For Bailey Howell it meant brewing a cup of tea and then sipping—pinkie extended—until the cup was empty. For Kareem Abdul-Jabbar it meant sitting by his locker and reading a book, often in the buff. For Larry Bird it meant locking his eyes on the retired number 4 jersey of Boston Bruins hero Bobby Orr hanging from the Boston Garden rafters while the national anthem played.
It is the pregame ritual, which for some NBA players is merely a way to pass the time and burn off nervous energy but for others is something sacred.
Cavaliers forward Danny Ferry has confounded his teammates for years by bringing to the locker room a number of books and then retreating, fully clothed, to the shower room with one of them. According to a former teammate, Ferry mutters passages from the book to himself and sometimes writes various odd symbols on his wrists and on his shoes. He emerges from the shower room 15 minutes later, without explanation.
Rockets swingman Mario Elie, whose nickname is Junkyard Dog, wants to make sure he is juiced up before each game, so he has instructed equipment manager David Nordstrom to approach him and curse him out.

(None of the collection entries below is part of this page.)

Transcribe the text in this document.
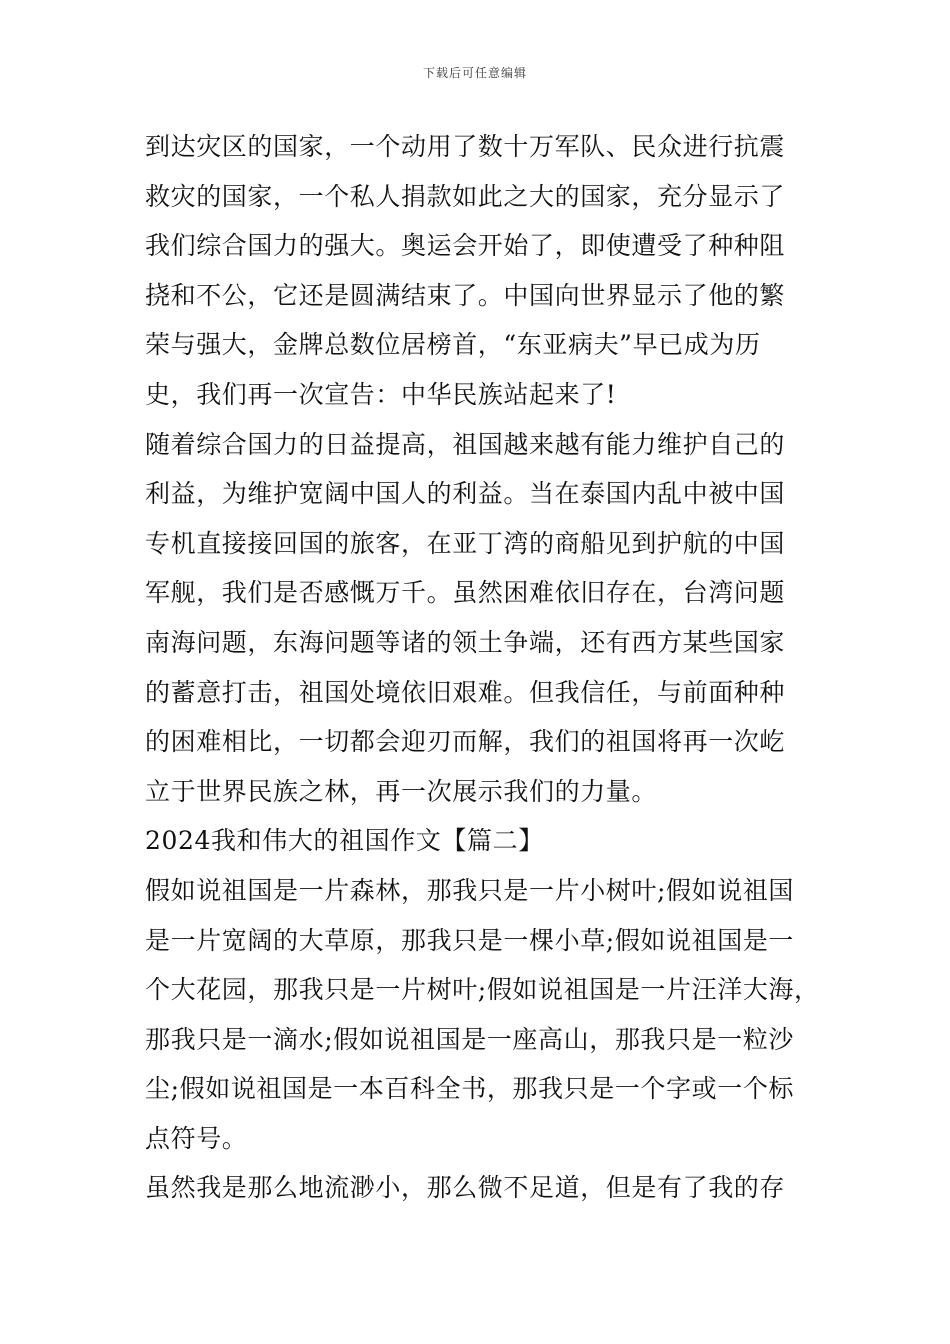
下载后可任意编辑
到达灾区的国家，一个动用了数十万军队、民众进行抗震
救灾的国家，一个私人捐款如此之大的国家，充分显示了
我们综合国力的强大。奥运会开始了，即使遭受了种种阻
挠和不公，它还是圆满结束了。中国向世界显示了他的繁
荣与强大，金牌总数位居榜首，“东亚病夫”早已成为历
史，我们再一次宣告：中华民族站起来了!
随着综合国力的日益提高，祖国越来越有能力维护自己的
利益，为维护宽阔中国人的利益。当在泰国内乱中被中国
专机直接接回国的旅客，在亚丁湾的商船见到护航的中国
军舰，我们是否感慨万千。虽然困难依旧存在，台湾问题
南海问题，东海问题等诸的领土争端，还有西方某些国家
的蓄意打击，祖国处境依旧艰难。但我信任，与前面种种
的困难相比，一切都会迎刃而解，我们的祖国将再一次屹
立于世界民族之林，再一次展示我们的力量。
2024我和伟大的祖国作文【篇二】
假如说祖国是一片森林，那我只是一片小树叶;假如说祖国
是一片宽阔的大草原，那我只是一棵小草;假如说祖国是一
个大花园，那我只是一片树叶;假如说祖国是一片汪洋大海，
那我只是一滴水;假如说祖国是一座高山，那我只是一粒沙
尘;假如说祖国是一本百科全书，那我只是一个字或一个标
点符号。
虽然我是那么地流渺小，那么微不足道，但是有了我的存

Knicks forward Charles Oakley has established a pregame ritual with filmmaker Spike Lee, who has front-row seats at Madison Square Garden. As Oakley runs onto the court for warmup drills, he throws a ball crosscourt to Lee, who, in turn, rolls the ball back. "It started as a joke," Oakley says. "Before every game, Spike would yell, 'Throw me the ball.' So one night, I did." Oakley says it doesn't disrupt his concentration if Lee is out of town working on a film and can't attend the game. "I'm not doing it because I'm superstitious," the Oak Man explains. "I'm doing it because it's fun."
Oakley's teammate Patrick Ewing requires that his shoes and socks be lined up in front of his locker in the same manner every night. The Knicks center ices both knees and insists on having the ice in a particular kind of resealable bag. As game time approaches, he sits in his locker and dribbles a ball, using the same cadence, over and over again. "Once, I thought it would be funny to knock the ball away," reports a teammate who wishes not to be identified. "Believe me, Patrick wasn't amused."
Magic guard Derek Harper has for several years followed an elaborate routine that begins several hours before a game, a regimen that he firmly believes has enabled him to continue playing at age 36. Harper's preparation includes a whirlpool, a body massage, a nap, a spin on a stationary bike, the application of heat packs, and stretching. He brings his own nutritional supplements, herbs and a special (and secret) mixture of fluids to the arena and puts it in his own water bottle, which he entrusts to a ball boy.
Harper's teammate guard Penny Hardaway insists on changing anything that becomes sweaty during warmups. Bulls forward Dennis Rodman retreats into his headphones and refuses to take the court in mid-song.
Kevin Johnson's pregame ritual goes back to real basics. The Suns guard makes sure he does two things: go to chapel and brush his teeth.